In mathematics, a Fourier series, named in honor of Joseph Fourier, is a representation of a periodic function as a sum of periodic functions of the form

$x\mapsto e^{inx},$
which are harmonics of a fundamental. Suppose f(x) is a complex-valued function of a real number, is periodic with period 2π, and is square integrable over the interval from 0 to 2π. Let

$\hat{f}(n)=\frac{1}{2\pi}\int_{-\pi}^\pi f(x)\,e^{-inx}\,dx.$

Then the Fourier series representation of f(x) is given by

$f(x)=\sum_{n=-\infty}^{\infty} \hat{f}(n)\,e^{inx} .$

Since

$e^{inx}=\cos(nx)+i\sin(nx)$
this is equivalent to representing f(x) as a infinite linear combination of functions of the form $\cos(nx)\quad{\rm and }\sin(nx)$, i.e.
$f(x) = \frac{1}{2}a_0 + \sum_{n=1}^\infty\left[a_n\cos(nx)+b_n\sin(n)\right], \quad{\rm where}$
$a_n = \frac{1}{\pi}\int_{-\pi}^\pi f(x)\cos(nx)dx\quad{\rm and} \quad{\rm }b_n = \frac{1}{\pi}\int_{-\pi}^\pi f(x)\sin(nx)dx$

Does this series actually converge to f(x)?

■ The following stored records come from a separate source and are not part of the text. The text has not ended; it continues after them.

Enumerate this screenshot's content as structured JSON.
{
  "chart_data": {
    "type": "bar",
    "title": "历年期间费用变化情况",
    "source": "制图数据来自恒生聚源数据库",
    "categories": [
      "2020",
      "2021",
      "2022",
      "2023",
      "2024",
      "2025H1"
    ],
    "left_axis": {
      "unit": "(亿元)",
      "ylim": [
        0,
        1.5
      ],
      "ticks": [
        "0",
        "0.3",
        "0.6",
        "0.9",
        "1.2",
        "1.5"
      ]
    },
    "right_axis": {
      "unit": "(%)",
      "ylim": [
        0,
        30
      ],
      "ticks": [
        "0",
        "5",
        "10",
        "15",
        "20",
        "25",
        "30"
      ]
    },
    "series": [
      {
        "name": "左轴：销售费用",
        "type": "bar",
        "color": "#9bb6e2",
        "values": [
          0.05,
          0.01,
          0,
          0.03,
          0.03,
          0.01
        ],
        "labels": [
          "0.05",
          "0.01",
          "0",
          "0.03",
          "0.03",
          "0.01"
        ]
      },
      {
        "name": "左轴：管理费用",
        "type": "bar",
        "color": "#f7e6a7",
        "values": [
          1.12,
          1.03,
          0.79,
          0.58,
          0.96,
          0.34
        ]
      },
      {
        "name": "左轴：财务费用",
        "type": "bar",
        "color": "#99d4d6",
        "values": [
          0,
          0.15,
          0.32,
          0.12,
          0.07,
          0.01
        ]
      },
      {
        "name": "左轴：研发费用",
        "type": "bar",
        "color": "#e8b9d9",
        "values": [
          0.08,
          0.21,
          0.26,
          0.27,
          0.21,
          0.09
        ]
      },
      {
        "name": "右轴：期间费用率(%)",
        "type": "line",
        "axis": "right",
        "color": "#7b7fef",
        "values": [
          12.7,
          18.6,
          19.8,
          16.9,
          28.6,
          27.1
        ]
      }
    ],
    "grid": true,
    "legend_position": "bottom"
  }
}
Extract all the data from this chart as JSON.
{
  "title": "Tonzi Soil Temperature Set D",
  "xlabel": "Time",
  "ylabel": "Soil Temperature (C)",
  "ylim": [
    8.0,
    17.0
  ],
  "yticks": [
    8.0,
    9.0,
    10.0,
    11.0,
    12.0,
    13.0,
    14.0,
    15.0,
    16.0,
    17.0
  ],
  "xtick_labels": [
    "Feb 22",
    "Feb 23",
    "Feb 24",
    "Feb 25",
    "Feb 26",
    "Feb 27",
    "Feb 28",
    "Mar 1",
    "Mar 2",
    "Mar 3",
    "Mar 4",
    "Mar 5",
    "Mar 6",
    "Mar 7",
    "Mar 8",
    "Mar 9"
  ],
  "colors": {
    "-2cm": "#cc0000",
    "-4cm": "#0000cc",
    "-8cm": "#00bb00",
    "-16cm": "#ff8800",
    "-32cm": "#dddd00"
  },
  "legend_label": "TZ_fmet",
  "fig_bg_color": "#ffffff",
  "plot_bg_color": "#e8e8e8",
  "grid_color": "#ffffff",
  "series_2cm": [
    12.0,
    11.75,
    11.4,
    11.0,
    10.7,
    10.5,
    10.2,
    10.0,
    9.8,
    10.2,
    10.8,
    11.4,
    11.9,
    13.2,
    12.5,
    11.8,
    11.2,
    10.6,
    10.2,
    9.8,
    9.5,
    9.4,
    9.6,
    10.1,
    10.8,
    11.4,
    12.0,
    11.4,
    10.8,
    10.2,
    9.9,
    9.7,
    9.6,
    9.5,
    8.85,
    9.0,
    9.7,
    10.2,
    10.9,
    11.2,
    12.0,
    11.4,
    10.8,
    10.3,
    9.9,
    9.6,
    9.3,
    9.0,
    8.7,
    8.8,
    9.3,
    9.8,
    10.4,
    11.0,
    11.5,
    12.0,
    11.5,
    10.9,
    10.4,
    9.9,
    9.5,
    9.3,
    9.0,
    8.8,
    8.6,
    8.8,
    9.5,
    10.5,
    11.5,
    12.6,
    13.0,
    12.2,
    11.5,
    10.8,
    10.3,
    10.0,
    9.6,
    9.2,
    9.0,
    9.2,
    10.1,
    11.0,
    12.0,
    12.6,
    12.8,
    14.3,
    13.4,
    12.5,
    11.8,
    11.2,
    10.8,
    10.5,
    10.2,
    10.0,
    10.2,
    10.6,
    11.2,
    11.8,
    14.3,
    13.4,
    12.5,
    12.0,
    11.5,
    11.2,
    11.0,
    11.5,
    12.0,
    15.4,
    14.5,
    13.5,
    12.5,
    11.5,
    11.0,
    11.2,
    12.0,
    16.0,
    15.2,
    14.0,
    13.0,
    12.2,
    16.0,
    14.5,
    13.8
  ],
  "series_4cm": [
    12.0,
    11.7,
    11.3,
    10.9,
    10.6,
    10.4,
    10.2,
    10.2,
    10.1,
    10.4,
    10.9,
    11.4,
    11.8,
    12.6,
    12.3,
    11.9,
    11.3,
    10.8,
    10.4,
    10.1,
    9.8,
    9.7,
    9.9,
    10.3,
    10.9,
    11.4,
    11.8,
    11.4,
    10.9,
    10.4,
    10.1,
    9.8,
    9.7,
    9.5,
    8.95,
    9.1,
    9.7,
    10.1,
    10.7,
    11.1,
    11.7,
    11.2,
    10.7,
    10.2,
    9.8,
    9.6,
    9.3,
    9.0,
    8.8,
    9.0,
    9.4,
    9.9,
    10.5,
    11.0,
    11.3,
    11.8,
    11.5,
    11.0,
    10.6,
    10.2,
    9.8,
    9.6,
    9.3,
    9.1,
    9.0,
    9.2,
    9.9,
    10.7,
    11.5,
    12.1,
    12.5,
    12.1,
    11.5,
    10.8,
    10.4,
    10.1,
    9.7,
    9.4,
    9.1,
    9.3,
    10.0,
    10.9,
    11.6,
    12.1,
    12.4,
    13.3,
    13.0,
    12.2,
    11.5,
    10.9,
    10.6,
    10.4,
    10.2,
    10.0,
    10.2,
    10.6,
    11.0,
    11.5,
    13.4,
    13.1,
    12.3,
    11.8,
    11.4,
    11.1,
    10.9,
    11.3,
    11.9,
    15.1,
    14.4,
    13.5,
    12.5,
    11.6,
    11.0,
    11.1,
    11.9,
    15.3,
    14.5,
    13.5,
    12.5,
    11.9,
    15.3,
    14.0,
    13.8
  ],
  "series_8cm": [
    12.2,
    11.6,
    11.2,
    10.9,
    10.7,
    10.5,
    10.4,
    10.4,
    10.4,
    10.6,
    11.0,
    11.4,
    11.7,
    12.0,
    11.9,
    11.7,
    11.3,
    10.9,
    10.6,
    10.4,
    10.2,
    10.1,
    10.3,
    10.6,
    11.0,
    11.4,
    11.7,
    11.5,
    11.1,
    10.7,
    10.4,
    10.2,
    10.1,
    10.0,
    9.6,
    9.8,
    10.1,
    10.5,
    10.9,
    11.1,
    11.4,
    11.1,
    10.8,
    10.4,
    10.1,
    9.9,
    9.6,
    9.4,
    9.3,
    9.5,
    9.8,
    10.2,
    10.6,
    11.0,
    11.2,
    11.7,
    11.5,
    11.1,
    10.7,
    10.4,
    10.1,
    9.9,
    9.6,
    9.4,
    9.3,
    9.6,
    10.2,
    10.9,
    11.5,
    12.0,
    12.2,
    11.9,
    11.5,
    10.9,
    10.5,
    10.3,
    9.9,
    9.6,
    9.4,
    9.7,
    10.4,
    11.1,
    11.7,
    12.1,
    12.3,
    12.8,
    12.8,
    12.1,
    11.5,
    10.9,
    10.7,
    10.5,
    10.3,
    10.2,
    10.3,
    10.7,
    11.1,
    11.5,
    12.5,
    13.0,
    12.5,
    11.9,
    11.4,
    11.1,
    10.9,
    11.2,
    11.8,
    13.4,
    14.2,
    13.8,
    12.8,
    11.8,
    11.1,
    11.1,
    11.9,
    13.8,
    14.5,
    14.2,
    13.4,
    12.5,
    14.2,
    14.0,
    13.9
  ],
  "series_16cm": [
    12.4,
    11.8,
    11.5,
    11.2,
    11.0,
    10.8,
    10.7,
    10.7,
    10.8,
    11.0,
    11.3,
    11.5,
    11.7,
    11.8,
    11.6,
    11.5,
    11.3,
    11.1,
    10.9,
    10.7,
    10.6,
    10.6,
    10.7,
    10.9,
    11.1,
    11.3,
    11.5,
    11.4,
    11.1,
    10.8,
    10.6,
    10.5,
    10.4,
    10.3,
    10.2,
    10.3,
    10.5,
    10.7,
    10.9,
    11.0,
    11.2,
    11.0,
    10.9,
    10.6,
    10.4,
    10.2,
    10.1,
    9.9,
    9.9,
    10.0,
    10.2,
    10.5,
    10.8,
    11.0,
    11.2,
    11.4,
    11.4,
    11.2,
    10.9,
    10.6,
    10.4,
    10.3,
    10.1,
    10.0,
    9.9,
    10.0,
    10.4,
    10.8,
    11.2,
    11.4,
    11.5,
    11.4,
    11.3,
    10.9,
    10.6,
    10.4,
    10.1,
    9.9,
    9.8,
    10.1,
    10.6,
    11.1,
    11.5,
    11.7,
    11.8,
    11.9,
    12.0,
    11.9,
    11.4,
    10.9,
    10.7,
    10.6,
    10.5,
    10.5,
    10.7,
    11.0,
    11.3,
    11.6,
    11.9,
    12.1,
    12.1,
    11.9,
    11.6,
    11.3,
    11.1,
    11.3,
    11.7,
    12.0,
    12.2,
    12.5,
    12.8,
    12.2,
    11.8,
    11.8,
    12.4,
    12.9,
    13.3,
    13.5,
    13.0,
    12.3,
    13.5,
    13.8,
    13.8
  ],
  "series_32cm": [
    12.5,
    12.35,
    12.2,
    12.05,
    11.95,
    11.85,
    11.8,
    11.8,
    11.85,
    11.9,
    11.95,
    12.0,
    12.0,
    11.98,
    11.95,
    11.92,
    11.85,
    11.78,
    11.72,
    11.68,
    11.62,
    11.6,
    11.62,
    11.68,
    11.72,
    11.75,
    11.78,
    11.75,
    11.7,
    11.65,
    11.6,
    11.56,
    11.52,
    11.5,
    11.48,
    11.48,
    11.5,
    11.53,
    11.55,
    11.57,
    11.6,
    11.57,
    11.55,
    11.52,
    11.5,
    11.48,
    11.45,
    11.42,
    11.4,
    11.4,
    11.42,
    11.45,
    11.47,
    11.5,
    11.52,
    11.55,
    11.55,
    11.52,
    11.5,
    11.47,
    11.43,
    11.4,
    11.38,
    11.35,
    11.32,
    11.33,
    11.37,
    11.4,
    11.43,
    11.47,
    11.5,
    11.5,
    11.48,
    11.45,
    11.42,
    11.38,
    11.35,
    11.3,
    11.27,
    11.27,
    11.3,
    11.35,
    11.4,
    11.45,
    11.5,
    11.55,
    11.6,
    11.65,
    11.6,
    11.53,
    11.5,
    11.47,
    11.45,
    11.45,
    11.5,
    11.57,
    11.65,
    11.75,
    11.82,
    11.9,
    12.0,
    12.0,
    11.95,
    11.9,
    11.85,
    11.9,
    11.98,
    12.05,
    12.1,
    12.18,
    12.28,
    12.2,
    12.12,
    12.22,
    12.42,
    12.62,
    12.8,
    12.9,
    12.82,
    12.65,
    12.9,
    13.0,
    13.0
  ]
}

A partial answer is that if f is square-integrable then

$\lim_{N\rightarrow\infty}\int_{-\pi}^\pi\left|f(x)-\sum_{n=-N}^{N} \hat{f}(n)\,e^{inx}\right|^2\,dx=0.$

That much was proved in the 19th century, as was the fact that if f is piecewise continuous[?] then the series converges at each point of continuity. Perhaps surprisingly, it was not shown until the 1960s that if f is quadratically integrable then the series converges for every value of x except those in some set of measure zero.